- Born: 8 April 1703 Fourmirs, French Hainaut, France
- Died: September 1773 (aged 70) Avesnes-sur-Helpe, France
- Occupations: Violin maker, Notary
- Years active: c. 1749 – c. 1761 (violin making)
- Known for: 18th-century violin and cello craftsmanship; distinctive scroll design; instruments held in Brussels and Écouen collections

= Benoît-Joseph Boussu =

French violin maker (1703 - 1773)

Benoît-Joseph Boussu (8 April 1703 – September 1773) was an 18th-century French violin maker.

== Violin maker ==
Boussu was active in the Brussels area during the middle of the eighteenth century (c. 1749 – c. 1761).
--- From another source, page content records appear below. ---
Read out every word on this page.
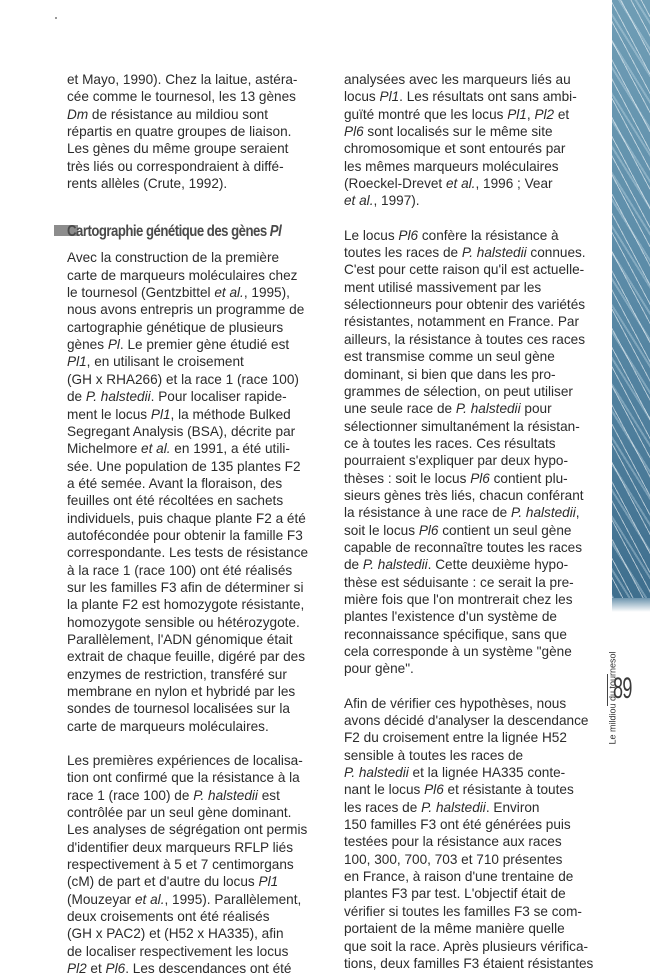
Le mildiou du tournesol
89

et Mayo, 1990). Chez la laitue, astéra-
cée comme le tournesol, les 13 gènes
Dm de résistance au mildiou sont
répartis en quatre groupes de liaison.
Les gènes du même groupe seraient
très liés ou correspondraient à diffé-
rents allèles (Crute, 1992).

Cartographie génétique des gènes Pl

Avec la construction de la première
carte de marqueurs moléculaires chez
le tournesol (Gentzbittel et al., 1995),
nous avons entrepris un programme de
cartographie génétique de plusieurs
gènes Pl. Le premier gène étudié est
Pl1, en utilisant le croisement
(GH x RHA266) et la race 1 (race 100)
de P. halstedii. Pour localiser rapide-
ment le locus Pl1, la méthode Bulked
Segregant Analysis (BSA), décrite par
Michelmore et al. en 1991, a été utili-
sée. Une population de 135 plantes F2
a été semée. Avant la floraison, des
feuilles ont été récoltées en sachets
individuels, puis chaque plante F2 a été
autofécondée pour obtenir la famille F3
correspondante. Les tests de résistance
à la race 1 (race 100) ont été réalisés
sur les familles F3 afin de déterminer si
la plante F2 est homozygote résistante,
homozygote sensible ou hétérozygote.
Parallèlement, l'ADN génomique était
extrait de chaque feuille, digéré par des
enzymes de restriction, transféré sur
membrane en nylon et hybridé par les
sondes de tournesol localisées sur la
carte de marqueurs moléculaires.

Les premières expériences de localisa-
tion ont confirmé que la résistance à la
race 1 (race 100) de P. halstedii est
contrôlée par un seul gène dominant.
Les analyses de ségrégation ont permis
d'identifier deux marqueurs RFLP liés
respectivement à 5 et 7 centimorgans
(cM) de part et d'autre du locus Pl1
(Mouzeyar et al., 1995). Parallèlement,
deux croisements ont été réalisés
(GH x PAC2) et (H52 x HA335), afin
de localiser respectivement les locus
Pl2 et Pl6. Les descendances ont été

analysées avec les marqueurs liés au
locus Pl1. Les résultats ont sans ambi-
guïté montré que les locus Pl1, Pl2 et
Pl6 sont localisés sur le même site
chromosomique et sont entourés par
les mêmes marqueurs moléculaires
(Roeckel-Drevet et al., 1996 ; Vear
et al., 1997).

Le locus Pl6 confère la résistance à
toutes les races de P. halstedii connues.
C'est pour cette raison qu'il est actuelle-
ment utilisé massivement par les
sélectionneurs pour obtenir des variétés
résistantes, notamment en France. Par
ailleurs, la résistance à toutes ces races
est transmise comme un seul gène
dominant, si bien que dans les pro-
grammes de sélection, on peut utiliser
une seule race de P. halstedii pour
sélectionner simultanément la résistan-
ce à toutes les races. Ces résultats
pourraient s'expliquer par deux hypo-
thèses : soit le locus Pl6 contient plu-
sieurs gènes très liés, chacun conférant
la résistance à une race de P. halstedii,
soit le locus Pl6 contient un seul gène
capable de reconnaître toutes les races
de P. halstedii. Cette deuxième hypo-
thèse est séduisante : ce serait la pre-
mière fois que l'on montrerait chez les
plantes l'existence d'un système de
reconnaissance spécifique, sans que
cela corresponde à un système "gène
pour gène".

Afin de vérifier ces hypothèses, nous
avons décidé d'analyser la descendance
F2 du croisement entre la lignée H52
sensible à toutes les races de
P. halstedii et la lignée HA335 conte-
nant le locus Pl6 et résistante à toutes
les races de P. halstedii. Environ
150 familles F3 ont été générées puis
testées pour la résistance aux races
100, 300, 700, 703 et 710 présentes
en France, à raison d'une trentaine de
plantes F3 par test. L'objectif était de
vérifier si toutes les familles F3 se com-
portaient de la même manière quelle
que soit la race. Après plusieurs vérifica-
tions, deux familles F3 étaient résistantes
His making method incorporated both local archaic as well as foreign influences. The Musical Instrument Museum (Brussels) has several Boussu violins and cellos in its collection; two of these instruments are in unaltered condition. Boussu's instruments feature a very remarkable scroll with an extra half turn and a yellow-brown varnish. The Musée national de la Renaissance collection includes a pochette by Boussu.

== Personal life ==
Boussu was baptized on 8 April 1703 in Fourmies, Nord, France, and for the first half of his working life he worked in Avesnes-sur-Helpe, France, as a notary, while his father and grandfather also were notaries. In his 40s, he and his family moved north, subsequently to Liège (c. 1749 – c. 1750), Etterbeek (c. 1751 – 1753) and Brussels (1753 – c. 1761), and at the same time he commenced a twelve-year period of intensive violin making. He abandoned his newly acquired profession, and in the 1760s moved again, possibly to the Amsterdam area, where three of his children married and subsequently lived, or otherwise directly back to his native area of France (Avesnes-sur-Helpe), where he died in September 1773.